Die Fragestellung von U1 lässt den VPn die Freiheit, graphische Informationen nach eigenen Vorstellungen aufzunehmen. Es ist daher zu folgern, dass völlig unterschiedliche Elemente und Relationen der Modellformen bei den VPn Aufmerksamkeit erregen. Andererseits können bei VPn aufgrund von bestimmten Reizsituationen oder Interessen individuelle Fragestellungen entstehen, die zu ihrer Lösung im Wahrnehmungsvorgang zu gezielten und damit relativ kurzen Blickverläufen führen. So werden Aufmerksamkeit und Interessen besonders durch die geometrische und graphische Struktur der Modellformen vielleicht aber auch durch ästhetische und konventionelle Ausrichtungen der VPn mitbestimmt. Konkret zeichnen sich die Messergebnisse der Flächendiagramme und Schattierung durch relativ kurze und u.a. die Choroplethen durch relativ lange Sakkaden aus.

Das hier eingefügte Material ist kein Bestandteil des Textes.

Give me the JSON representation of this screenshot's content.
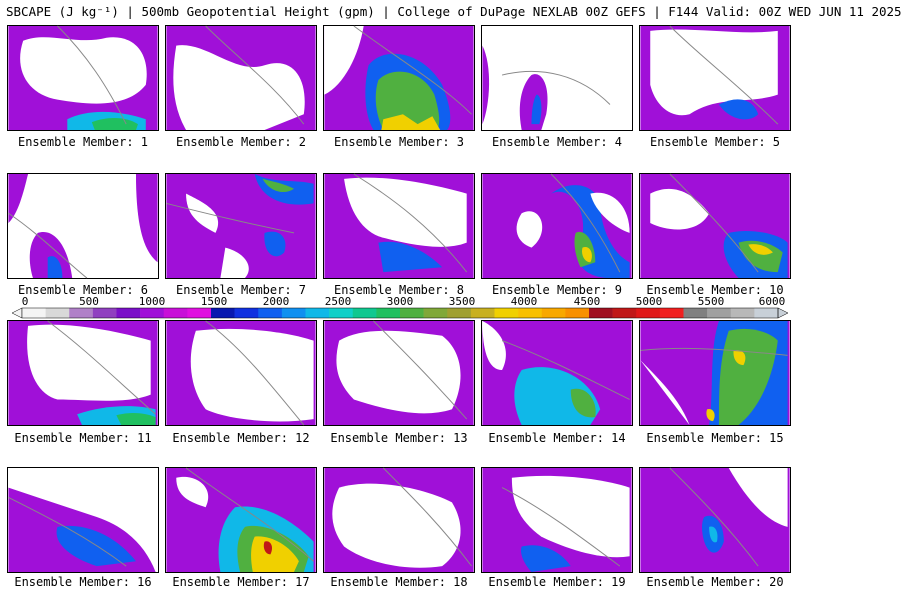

Fixationstyp u. Fixationszeit an Gesamtzeit (11. u. 12. Parameter): Der Umfang der Fixationsdauer und die Häufigkeit des Auftrens von Fixationen im Ablauf von Blickbewegungen sind wichtige Kennzeichen einer erfolgreichen Informationsverarbeitung. So wird vorausgesetzt, dass bei einer Fixationsdauer von mehr als 300 ms Elemente identifiziert und Informationen abgeleitet werden. Bei der unterschiedlichen graphischen Struktur der untersuchten Modellformen spielt das Kriterium der optischen Deutlichkeit oder visuellen Abgehobenheit von Elementen eine Rolle und diese Elemente mit entsprechender Ausprägung als Informationsträger in Frage kommen. So wird für den 11. Parameter angenommen, dass die Menge vorkommender „Verarbeitungsfixationen“ (> 300 ms) auch auf eine entsprechende Menge von wahrgenommenen informationstragenden Elementen hinweist.

Mit dem 12. Parameter wird die Gesamtdauer von Fixationen in einem Wahrnehmungsvorgangs bewertet. Da im Wahrnehmungsprozess den sogenannten Express-, Orientierungs- und Suchfixationen wahrscheinlich eine unterstützende Rolle bei der Gewinnung von Informationen zukommt, wird davon ausgegangen, dass eine hohe Gesamtdauer von Fixationen in einem Wahrnehmungsvorgang in Verbindung mit einem hohen Anteil von Verarbeitungsfixationen ein positives Merkmal für die Intensität der Verarbeitung von Informationen ist. So ergibt sich aus den Ergebnissen der Untersuchung eine interessante Übereinstimmung beider Parameter, wonach den Modellformen Schattierung und Flächendiagramme eine eher positive und den Gestuften Gittersignaturen und Stetigen Niveauflächen eine eher negative Bewertung für die Gewinnung von Informationen zukommt.